Their views on faith, tradition, and family also reveal the spirituality of Rabbi Israel ben Eliezer, the Ba'al Shem Tov, who gave birth to Hasidism.  
He taught them that the purpose of man is to make his life holy—every aspect of his life: eating, drinking, praying, sleeping. God is everywhere, he told them, and if it seems at times that He is hidden from us, it is only because we have not yet learned to seek Him correctly.
This spirituality resonates with Ignatian Spirituality. Ignatius of Loyola preached of "Finding God in all things." This principle underscores the curriculum for Sports and Spirituality. 

We believe God can be found in all things, the question is in all things can we find God? As a coach and a teacher, I wonder—Have I equipped my students and my athletes with the eyes to see? Do I point the way? Surely if they seek, they will find.
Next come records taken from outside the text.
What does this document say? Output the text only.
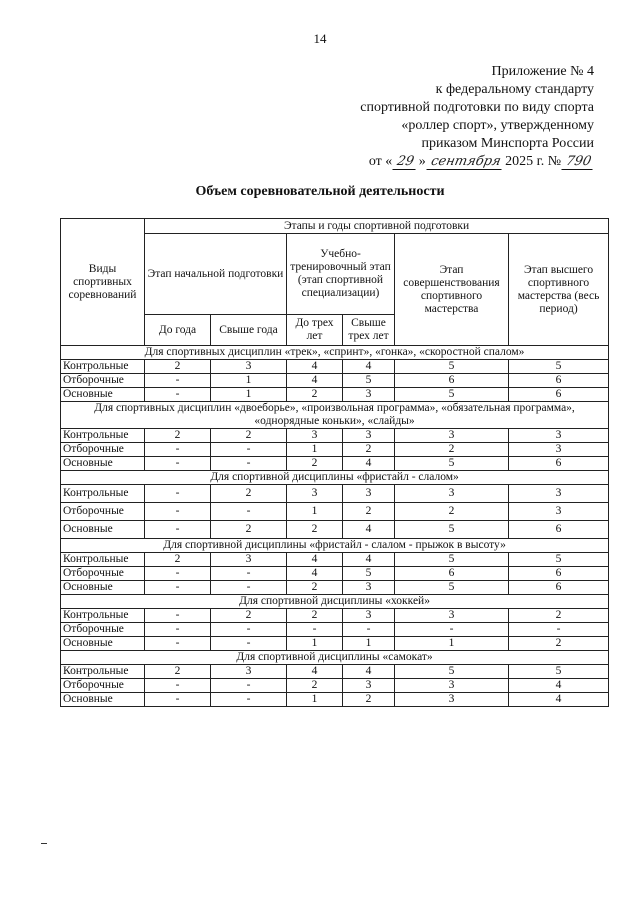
14
Приложение № 4
к федеральному стандарту
спортивной подготовки по виду спорта
«роллер спорт», утвержденному
приказом Минспорта России
от « 29 » сентября 2025 г. № 790
Объем соревновательной деятельности
Виды спортивных соревнований	Этапы и годы спортивной подготовки					
	Этап начальной подготовки		Учебно-тренировочный этап (этап спортивной специализации)		Этап совершенствования спортивного мастерства	Этап высшего спортивного мастерства (весь период)
	До года	Свыше года	До трех лет	Свыше трех лет		
Для спортивных дисциплин «трек», «спринт», «гонка», «скоростной спалом»						
Контрольные	2	3	4	4	5	5
Отборочные	-	1	4	5	6	6
Основные	-	1	2	3	5	6
Для спортивных дисциплин «двоеборье», «произвольная программа», «обязательная программа», «однорядные коньки», «слайды»						
Контрольные	2	2	3	3	3	3
Отборочные	-	-	1	2	2	3
Основные	-	-	2	4	5	6
Для спортивной дисциплины «фристайл - слалом»						
Контрольные	-	2	3	3	3	3
Отборочные	-	-	1	2	2	3
Основные	-	2	2	4	5	6
Для спортивной дисциплины «фристайл - слалом - прыжок в высоту»						
Контрольные	2	3	4	4	5	5
Отборочные	-	-	4	5	6	6
Основные	-	-	2	3	5	6
Для спортивной дисциплины «хоккей»						
Контрольные	-	2	2	3	3	2
Отборочные	-	-	-	-	-	-
Основные	-	-	1	1	1	2
Для спортивной дисциплины «самокат»						
Контрольные	2	3	4	4	5	5
Отборочные	-	-	2	3	3	4
Основные	-	-	1	2	3	4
My seniors' final project, asks my students this very question. Here are their answers. Their images of where they have found God in the sports that they play. Now that I have graded all of their work, I hope to get back to reading....
“I feel the presence of God with and through the presence of my teammates.”
-Natalie Doyle, “Finding God on the Volleyball Court

“The displays of love in sports, by athletes, coaches, parents, and even spectators speak of yet another spiritual dimension present in athletics and thus challenges those who experience love-which is to say Christ-to act in certain ways correlative to proper morality.”
—Anthony M.J. Maranise, OSB

Awards become corroded. Friends gather no dust.
—Jim Yergovich

“No discipline seems pleasant at the time, but painful.
Later on, however, it produces a harvest of righteousness and peace for those who have been trained by it.”
 —Hebrews 12:11-12

Faith isn’t something we do, it is who we are.
—Dr. Lucy Russell

“Athletes exercise self-control in every way;
they do so in order to receive a perishable crown, but we an imperishable one.”